He said it was only on Tuesday that Lot 2 in Brufut was supplied with 50 trips of sand.
“So, it is a very difficult process. As a government, we did some sampling of a lot of sand mining areas in the Greater Banjul Area to see whether we can use inland sand for the contractors to continue their work, but most of those are pits, and the survey showed that they are not sufficient for the quality threshold,” he said.
Minister Sillah further disclosed that Jalach Mining Services, the company mining at Denton Bridge, has secured a machine that is capable of separating salt from sand, and government is engaging them to supply sand to some of the contractors.
Commenting on the much talked about deplorable state of the Bundung road, Minister Sillah said government puts immense priority on all the roads, especially the Bundung road.
“But the problem is that there were a lot of Nawec and Gamtel pipes in that area across both sides of the road, and that has really affected the pace of the work,” he said.
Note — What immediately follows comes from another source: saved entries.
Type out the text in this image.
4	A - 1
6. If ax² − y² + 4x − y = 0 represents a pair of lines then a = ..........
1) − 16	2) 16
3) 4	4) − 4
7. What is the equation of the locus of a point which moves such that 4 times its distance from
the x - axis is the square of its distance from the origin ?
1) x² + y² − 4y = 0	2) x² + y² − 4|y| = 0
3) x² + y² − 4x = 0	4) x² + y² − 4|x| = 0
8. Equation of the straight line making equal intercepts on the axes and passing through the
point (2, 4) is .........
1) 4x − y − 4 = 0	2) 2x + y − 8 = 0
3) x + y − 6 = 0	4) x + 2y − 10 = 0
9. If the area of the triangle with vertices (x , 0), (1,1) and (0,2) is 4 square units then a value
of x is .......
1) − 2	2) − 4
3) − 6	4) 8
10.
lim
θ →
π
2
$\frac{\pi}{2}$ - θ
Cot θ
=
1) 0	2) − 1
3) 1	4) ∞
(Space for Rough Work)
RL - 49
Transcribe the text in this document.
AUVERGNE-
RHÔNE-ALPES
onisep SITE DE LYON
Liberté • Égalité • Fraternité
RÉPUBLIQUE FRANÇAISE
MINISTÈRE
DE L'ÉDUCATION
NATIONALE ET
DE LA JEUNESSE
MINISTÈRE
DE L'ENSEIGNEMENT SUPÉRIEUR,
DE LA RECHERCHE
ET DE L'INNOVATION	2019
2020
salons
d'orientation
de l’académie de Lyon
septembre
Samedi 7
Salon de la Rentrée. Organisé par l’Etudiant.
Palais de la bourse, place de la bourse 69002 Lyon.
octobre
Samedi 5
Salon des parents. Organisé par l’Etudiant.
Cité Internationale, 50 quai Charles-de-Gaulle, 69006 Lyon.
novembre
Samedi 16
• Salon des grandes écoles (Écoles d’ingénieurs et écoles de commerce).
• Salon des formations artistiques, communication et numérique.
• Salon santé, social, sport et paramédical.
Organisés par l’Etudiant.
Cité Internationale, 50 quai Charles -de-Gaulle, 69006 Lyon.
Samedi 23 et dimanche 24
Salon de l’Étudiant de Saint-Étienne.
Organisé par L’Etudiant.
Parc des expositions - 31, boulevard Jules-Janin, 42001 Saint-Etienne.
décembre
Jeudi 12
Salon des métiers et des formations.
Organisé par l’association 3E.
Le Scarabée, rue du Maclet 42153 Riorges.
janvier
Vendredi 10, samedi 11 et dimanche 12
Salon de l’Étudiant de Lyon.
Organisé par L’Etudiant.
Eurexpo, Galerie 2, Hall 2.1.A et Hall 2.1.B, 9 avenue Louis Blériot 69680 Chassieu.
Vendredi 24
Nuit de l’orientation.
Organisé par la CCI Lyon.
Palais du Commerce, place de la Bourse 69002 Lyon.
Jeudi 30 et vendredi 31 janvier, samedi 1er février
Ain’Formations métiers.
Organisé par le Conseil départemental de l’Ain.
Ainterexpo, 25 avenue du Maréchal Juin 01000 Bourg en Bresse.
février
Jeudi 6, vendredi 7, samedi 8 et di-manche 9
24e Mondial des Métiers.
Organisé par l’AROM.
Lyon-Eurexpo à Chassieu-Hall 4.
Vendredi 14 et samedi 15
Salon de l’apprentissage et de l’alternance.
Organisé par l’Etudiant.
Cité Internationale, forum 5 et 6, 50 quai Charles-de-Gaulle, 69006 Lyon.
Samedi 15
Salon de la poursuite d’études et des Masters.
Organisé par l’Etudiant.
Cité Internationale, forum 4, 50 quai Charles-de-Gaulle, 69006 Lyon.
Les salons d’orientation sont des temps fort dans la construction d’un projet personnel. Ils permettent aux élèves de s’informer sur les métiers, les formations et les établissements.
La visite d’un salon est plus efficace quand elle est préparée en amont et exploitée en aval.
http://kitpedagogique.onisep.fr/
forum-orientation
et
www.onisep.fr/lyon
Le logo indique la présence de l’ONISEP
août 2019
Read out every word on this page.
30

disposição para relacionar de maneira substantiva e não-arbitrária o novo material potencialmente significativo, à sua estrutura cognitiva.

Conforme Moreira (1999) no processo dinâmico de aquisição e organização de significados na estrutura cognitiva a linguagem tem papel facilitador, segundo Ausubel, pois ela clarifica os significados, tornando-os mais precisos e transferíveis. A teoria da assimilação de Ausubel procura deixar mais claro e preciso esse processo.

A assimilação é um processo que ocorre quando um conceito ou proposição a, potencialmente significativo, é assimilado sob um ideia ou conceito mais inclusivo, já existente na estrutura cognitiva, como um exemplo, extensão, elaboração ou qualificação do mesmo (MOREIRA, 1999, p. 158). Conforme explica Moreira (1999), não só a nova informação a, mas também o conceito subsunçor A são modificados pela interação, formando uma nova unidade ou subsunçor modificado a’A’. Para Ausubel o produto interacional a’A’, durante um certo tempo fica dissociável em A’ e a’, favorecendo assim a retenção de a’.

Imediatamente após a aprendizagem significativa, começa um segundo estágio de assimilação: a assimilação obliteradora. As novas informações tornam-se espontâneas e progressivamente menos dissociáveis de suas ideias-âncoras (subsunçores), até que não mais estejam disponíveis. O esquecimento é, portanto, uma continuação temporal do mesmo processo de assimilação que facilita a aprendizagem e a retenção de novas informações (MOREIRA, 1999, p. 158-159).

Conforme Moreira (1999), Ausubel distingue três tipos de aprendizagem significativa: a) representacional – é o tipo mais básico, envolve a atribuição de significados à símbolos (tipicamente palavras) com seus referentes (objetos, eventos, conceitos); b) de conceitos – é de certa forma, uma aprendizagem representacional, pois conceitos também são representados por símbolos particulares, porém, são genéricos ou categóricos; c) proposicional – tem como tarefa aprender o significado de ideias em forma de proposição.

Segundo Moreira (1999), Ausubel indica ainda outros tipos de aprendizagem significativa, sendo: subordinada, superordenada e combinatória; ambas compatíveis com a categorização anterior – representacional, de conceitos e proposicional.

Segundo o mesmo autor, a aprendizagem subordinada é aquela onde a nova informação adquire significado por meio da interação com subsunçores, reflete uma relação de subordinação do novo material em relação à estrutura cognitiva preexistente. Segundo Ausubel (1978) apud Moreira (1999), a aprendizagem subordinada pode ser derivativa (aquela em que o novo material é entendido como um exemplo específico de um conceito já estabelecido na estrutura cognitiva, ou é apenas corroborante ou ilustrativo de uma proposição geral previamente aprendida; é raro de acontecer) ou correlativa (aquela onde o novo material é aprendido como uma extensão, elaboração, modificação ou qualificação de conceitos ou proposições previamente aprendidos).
He said both Nawec and Gamtel have since relocated most of these pipes.
“Just last week, the contractor was there to do the levelling so that vehicles could trek the road smoothly,” he said.
Minister Sillah added that his ministry and the government in general are concerned about the difficulties faced by residents of Bundung and all areas where construction is currently underway.
“This is not in the hands of the government,” he said.